0

I have to update multiple records in a table with the most efficient way out there having the least latency and without utilising CPU extensively. At a time records to update can be ranged from 1 to 1000.

We do not want to lock the database when this update occurs as other services are utilising it.

Note: There are no dependencies generated from this table towards any other table in the system.

After looking in many places I've drilled down a few ways to do the task-

  1. simple-update: A simple update query to the table with update command with already known id's
    1. Either multiple update queries (one query for each individual record), or
    2. Usage of update ... from clause as mentioned here as a single query (one query for all records)
  2. delete-then-insert: Firstly, delete the outdated data and then insert updated data with new id's (since there is no dependency on records, new id's are acceptable)
  3. insert-then-delete: Firstly, insert updated records with new id's and then delete outdated data using old id's (since there is no dependency on records, new id's are acceptable)
  4. temp-table: Firstly, insert updated records into a temporary table. Secondly, update the original table with inserted records from the temporary table. At last, remove the temporary table.
    1. We must not drop the existing table and create a new one in its place
    2. We must not truncate the existing table because we have a huge number of records that we cannot store in the buffer memory

I'm open to any more suggestions.

Also, what will be the impact of making the update all at once vs doing it in batches of 100, 200 or 500?

References:

kartoon
  • 1,040
  • 1
  • 11
  • 24
  • Why do you think UPDATE is not efficient? And how do you measure the efficiency? – Frank Heikens May 30 '22 at 07:54
  • I never mentioned that `update` is not efficient, I simply want to know how does it behave in comparison with other ways of updating the records. I'm measuring efficiency in terms of CPU utilisation and time taken to update. – kartoon May 30 '22 at 07:57
  • 1
    You are the only one who can test the updates on your data on your server, while you also have your other server load. You can play with the FILLFACTOR (and other server settings), be selective with the usage of indexes (that also need to be updated), etc. UPDATE ... FROM ... would be my starting point, to keep things simple and standardised. – Frank Heikens May 30 '22 at 08:53
  • Only (1). (2) and (3) do too much work, and (4) is even beyond that. – wildplasser May 30 '22 at 11:13

1 Answers1

0

As mentioned by @Frank Heikens in the comments, I'm sure that different people will have different statistics based on their system design. I did some checks and I have found some insights to share for one of my development systems.

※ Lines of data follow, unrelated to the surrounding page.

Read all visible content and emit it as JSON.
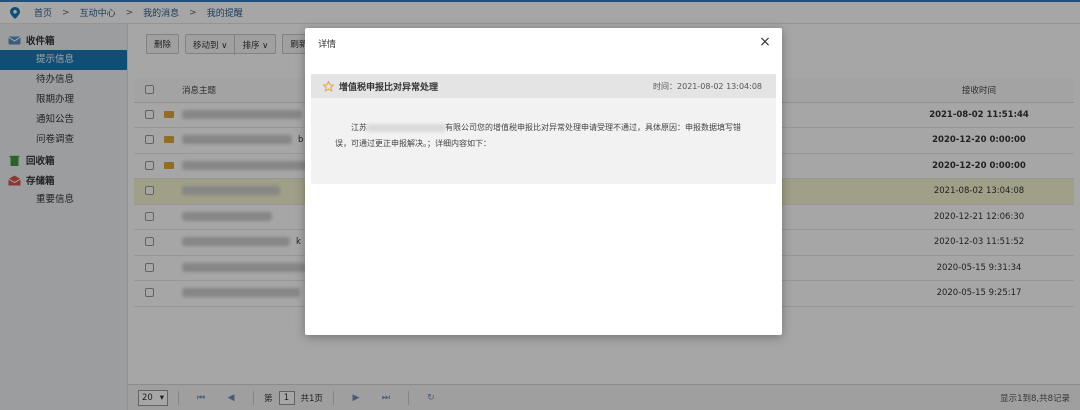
{
  "breadcrumb": {
    "items": [
      "首页",
      "互动中心",
      "我的消息",
      "我的提醒"
    ],
    "separator": ">"
  },
  "sidebar": {
    "inbox": {
      "label": "收件箱",
      "items": [
        "提示信息",
        "待办信息",
        "限期办理",
        "通知公告",
        "问卷调查"
      ],
      "active_index": 0
    },
    "recycle": {
      "label": "回收箱"
    },
    "storage": {
      "label": "存储箱",
      "items": [
        "重要信息"
      ]
    }
  },
  "toolbar": {
    "delete": "删除",
    "move_to": "移动到 ∨",
    "sort": "排序 ∨",
    "refresh": "刷新"
  },
  "table": {
    "columns": {
      "subject": "消息主题",
      "received_time": "接收时间"
    },
    "rows": [
      {
        "time": "2021-08-02 11:51:44",
        "unread": true,
        "tail": ""
      },
      {
        "time": "2020-12-20 0:00:00",
        "unread": true,
        "tail": "b"
      },
      {
        "time": "2020-12-20 0:00:00",
        "unread": true,
        "tail": ""
      },
      {
        "time": "2021-08-02 13:04:08",
        "unread": false,
        "tail": ""
      },
      {
        "time": "2020-12-21 12:06:30",
        "unread": false,
        "tail": ""
      },
      {
        "time": "2020-12-03 11:51:52",
        "unread": false,
        "tail": "k"
      },
      {
        "time": "2020-05-15 9:31:34",
        "unread": false,
        "tail": ""
      },
      {
        "time": "2020-05-15 9:25:17",
        "unread": false,
        "tail": ""
      }
    ]
  },
  "pager": {
    "page_size": "20",
    "page_prefix": "第",
    "page_value": "1",
    "page_suffix": "共1页",
    "info": "显示1到8,共8记录"
  },
  "modal": {
    "title": "详情",
    "close": "×",
    "message_title": "增值税申报比对异常处理",
    "time": "时间：2021-08-02 13:04:08",
    "content_prefix": "江苏",
    "content_body": "有限公司您的增值税申报比对异常处理申请受理不通过，具体原因：申报数据填写错误，可通过更正申报解决。；详细内容如下："
  },
  "colors": {
    "accent": "#1b79b6",
    "highlight_row": "#f6f4cf",
    "envelope": "#e2a63b"
  }
}
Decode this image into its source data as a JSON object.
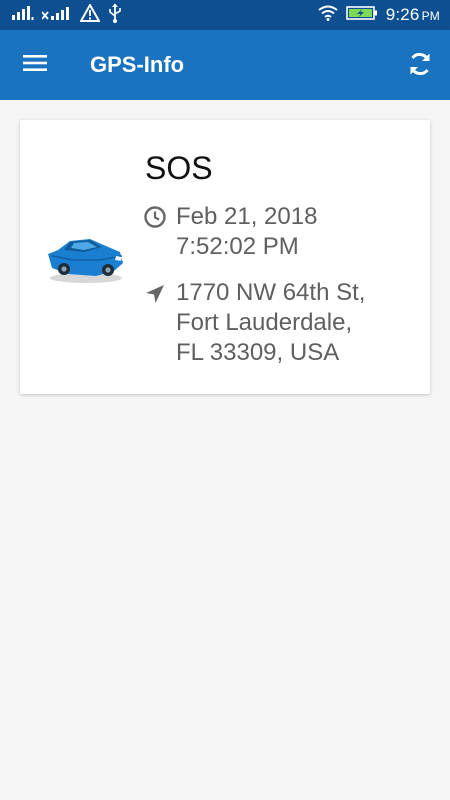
{
  "status_bar": {
    "time": "9:26",
    "ampm": "PM",
    "icons": [
      "signal-icon",
      "signal-x-icon",
      "warning-icon",
      "usb-icon",
      "wifi-icon",
      "battery-charging-icon"
    ]
  },
  "app_bar": {
    "title": "GPS-Info",
    "menu_icon": "hamburger-menu-icon",
    "refresh_icon": "refresh-icon",
    "background": "#1a73be",
    "status_bar_background": "#0d4f91"
  },
  "card": {
    "title": "SOS",
    "vehicle_icon": "car-icon",
    "time_icon": "clock-icon",
    "location_icon": "navigation-arrow-icon",
    "datetime_lines": [
      "Feb 21, 2018",
      "7:52:02 PM"
    ],
    "address_lines": [
      "1770 NW 64th St,",
      "Fort Lauderdale,",
      "FL 33309, USA"
    ],
    "car_color": "#1a7fd1"
  }
}
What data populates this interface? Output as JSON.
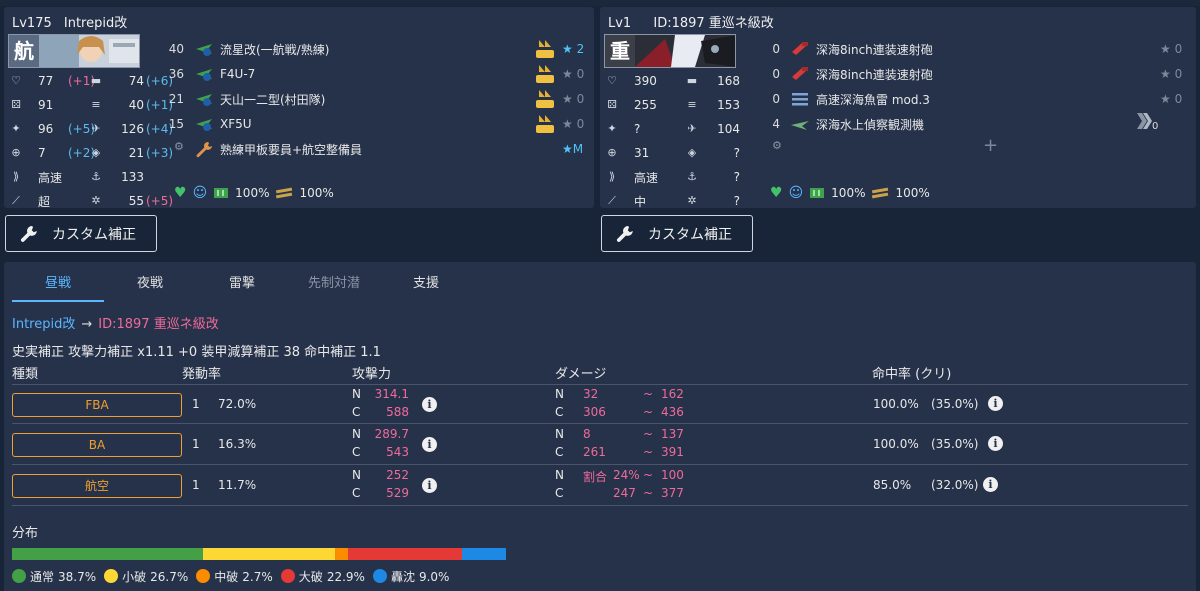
{
  "left_ship": {
    "level": "Lv175",
    "name": "Intrepid改",
    "banner_kanji": "航",
    "stats": [
      {
        "icon": "hp-icon",
        "value": "77",
        "bonus": "(+1)",
        "bonus_color": "neg"
      },
      {
        "icon": "armor-icon",
        "value": "74",
        "bonus": "(+6)",
        "bonus_color": "pos"
      },
      {
        "icon": "luck-icon",
        "value": "91",
        "bonus": "",
        "bonus_color": ""
      },
      {
        "icon": "torpedo-icon",
        "value": "40",
        "bonus": "(+1)",
        "bonus_color": "pos"
      },
      {
        "icon": "firepower-icon",
        "value": "96",
        "bonus": "(+5)",
        "bonus_color": "pos"
      },
      {
        "icon": "aa-icon",
        "value": "126",
        "bonus": "(+4)",
        "bonus_color": "pos"
      },
      {
        "icon": "accuracy-icon",
        "value": "7",
        "bonus": "(+2)",
        "bonus_color": "pos"
      },
      {
        "icon": "evasion-icon",
        "value": "21",
        "bonus": "(+3)",
        "bonus_color": "pos"
      },
      {
        "icon": "speed-icon",
        "value": "高速",
        "bonus": "",
        "bonus_color": ""
      },
      {
        "icon": "asw-icon",
        "value": "133",
        "bonus": "",
        "bonus_color": ""
      },
      {
        "icon": "range-icon",
        "value": "超",
        "bonus": "",
        "bonus_color": ""
      },
      {
        "icon": "los-icon",
        "value": "55",
        "bonus": "(+5)",
        "bonus_color": "neg"
      }
    ],
    "equipment": [
      {
        "slot": "40",
        "name": "流星改(一航戦/熟練)",
        "star": "★ 2",
        "star_on": true,
        "prof": "120"
      },
      {
        "slot": "36",
        "name": "F4U-7",
        "star": "★ 0",
        "star_on": false,
        "prof": "120"
      },
      {
        "slot": "21",
        "name": "天山一二型(村田隊)",
        "star": "★ 0",
        "star_on": false,
        "prof": "120"
      },
      {
        "slot": "15",
        "name": "XF5U",
        "star": "★ 0",
        "star_on": false,
        "prof": "120"
      },
      {
        "slot": "",
        "name": "熟練甲板要員+航空整備員",
        "star": "★M",
        "star_on": true,
        "prof": ""
      }
    ],
    "morale": {
      "fuel": "100%",
      "ammo": "100%"
    }
  },
  "right_ship": {
    "level": "Lv1",
    "name": "ID:1897 重巡ネ級改",
    "banner_kanji": "重",
    "stats": [
      {
        "icon": "hp-icon",
        "value": "390",
        "bonus": "",
        "bonus_color": ""
      },
      {
        "icon": "armor-icon",
        "value": "168",
        "bonus": "",
        "bonus_color": ""
      },
      {
        "icon": "luck-icon",
        "value": "255",
        "bonus": "",
        "bonus_color": ""
      },
      {
        "icon": "torpedo-icon",
        "value": "153",
        "bonus": "",
        "bonus_color": ""
      },
      {
        "icon": "firepower-icon",
        "value": "?",
        "bonus": "",
        "bonus_color": ""
      },
      {
        "icon": "aa-icon",
        "value": "104",
        "bonus": "",
        "bonus_color": ""
      },
      {
        "icon": "accuracy-icon",
        "value": "31",
        "bonus": "",
        "bonus_color": ""
      },
      {
        "icon": "evasion-icon",
        "value": "?",
        "bonus": "",
        "bonus_color": ""
      },
      {
        "icon": "speed-icon",
        "value": "高速",
        "bonus": "",
        "bonus_color": ""
      },
      {
        "icon": "asw-icon",
        "value": "?",
        "bonus": "",
        "bonus_color": ""
      },
      {
        "icon": "range-icon",
        "value": "中",
        "bonus": "",
        "bonus_color": ""
      },
      {
        "icon": "los-icon",
        "value": "?",
        "bonus": "",
        "bonus_color": ""
      }
    ],
    "equipment": [
      {
        "slot": "0",
        "name": "深海8inch連装速射砲",
        "star": "★ 0",
        "star_on": false
      },
      {
        "slot": "0",
        "name": "深海8inch連装速射砲",
        "star": "★ 0",
        "star_on": false
      },
      {
        "slot": "0",
        "name": "高速深海魚雷 mod.3",
        "star": "★ 0",
        "star_on": false
      },
      {
        "slot": "4",
        "name": "深海水上偵察観測機",
        "star": "",
        "star_on": false
      }
    ],
    "prof_value": "0",
    "morale": {
      "fuel": "100%",
      "ammo": "100%"
    }
  },
  "custom_button_label": "カスタム補正",
  "tabs": [
    "昼戦",
    "夜戦",
    "雷撃",
    "先制対潜",
    "支援"
  ],
  "attacker": "Intrepid改",
  "defender": "ID:1897 重巡ネ級改",
  "modifiers": "史実補正 攻撃力補正 x1.11 +0 装甲減算補正 38 命中補正 1.1",
  "headers": {
    "type": "種類",
    "rate": "発動率",
    "power": "攻撃力",
    "damage": "ダメージ",
    "hit": "命中率 (クリ)"
  },
  "attacks": [
    {
      "name": "FBA",
      "count": "1",
      "rate": "72.0%",
      "n_power": "314.1",
      "c_power": "588",
      "n_dmg_min": "32",
      "n_dmg_max": "162",
      "c_dmg_min": "306",
      "c_dmg_max": "436",
      "n_prefix": "",
      "hit": "100.0%",
      "crit": "(35.0%)"
    },
    {
      "name": "BA",
      "count": "1",
      "rate": "16.3%",
      "n_power": "289.7",
      "c_power": "543",
      "n_dmg_min": "8",
      "n_dmg_max": "137",
      "c_dmg_min": "261",
      "c_dmg_max": "391",
      "n_prefix": "",
      "hit": "100.0%",
      "crit": "(35.0%)"
    },
    {
      "name": "航空",
      "count": "1",
      "rate": "11.7%",
      "n_power": "252",
      "c_power": "529",
      "n_dmg_min": "24%",
      "n_dmg_max": "100",
      "c_dmg_min": "247",
      "c_dmg_max": "377",
      "n_prefix": "割合",
      "hit": "85.0%",
      "crit": "(32.0%)"
    }
  ],
  "distribution_label": "分布",
  "distribution": [
    {
      "label": "通常",
      "value": "38.7%",
      "frac": 0.387,
      "color": "#43a047"
    },
    {
      "label": "小破",
      "value": "26.7%",
      "frac": 0.267,
      "color": "#fdd835"
    },
    {
      "label": "中破",
      "value": "2.7%",
      "frac": 0.027,
      "color": "#fb8c00"
    },
    {
      "label": "大破",
      "value": "22.9%",
      "frac": 0.229,
      "color": "#e53935"
    },
    {
      "label": "轟沈",
      "value": "9.0%",
      "frac": 0.09,
      "color": "#1e88e5"
    }
  ],
  "n_label": "N",
  "c_label": "C",
  "tilde": "~"
}
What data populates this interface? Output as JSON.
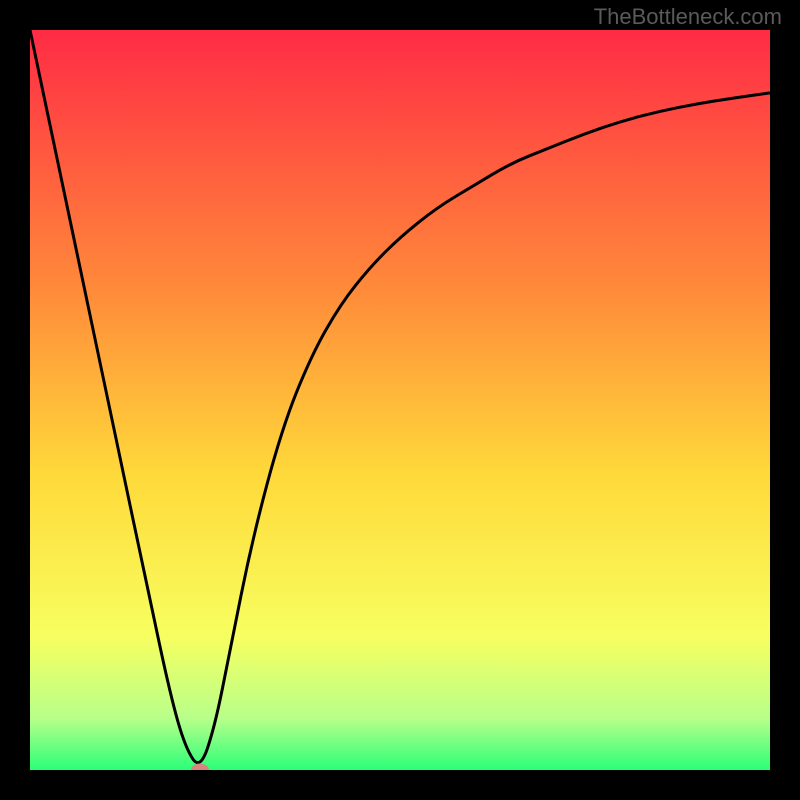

Configurations of the system used:

  • AWS
  • Engine: PostgreSQL
  • Engine version: 12.8
  • Instance class: db.m6g.xlarge
  • Instance vCPU: 4
  • Instance RAM: 16GB
  • Storage: 1000 GiB

I used a lambda function and pg package to write data into a table (default FILLFACTOR) that contains 34,09,304 records. Both lambda function and database were in the same region.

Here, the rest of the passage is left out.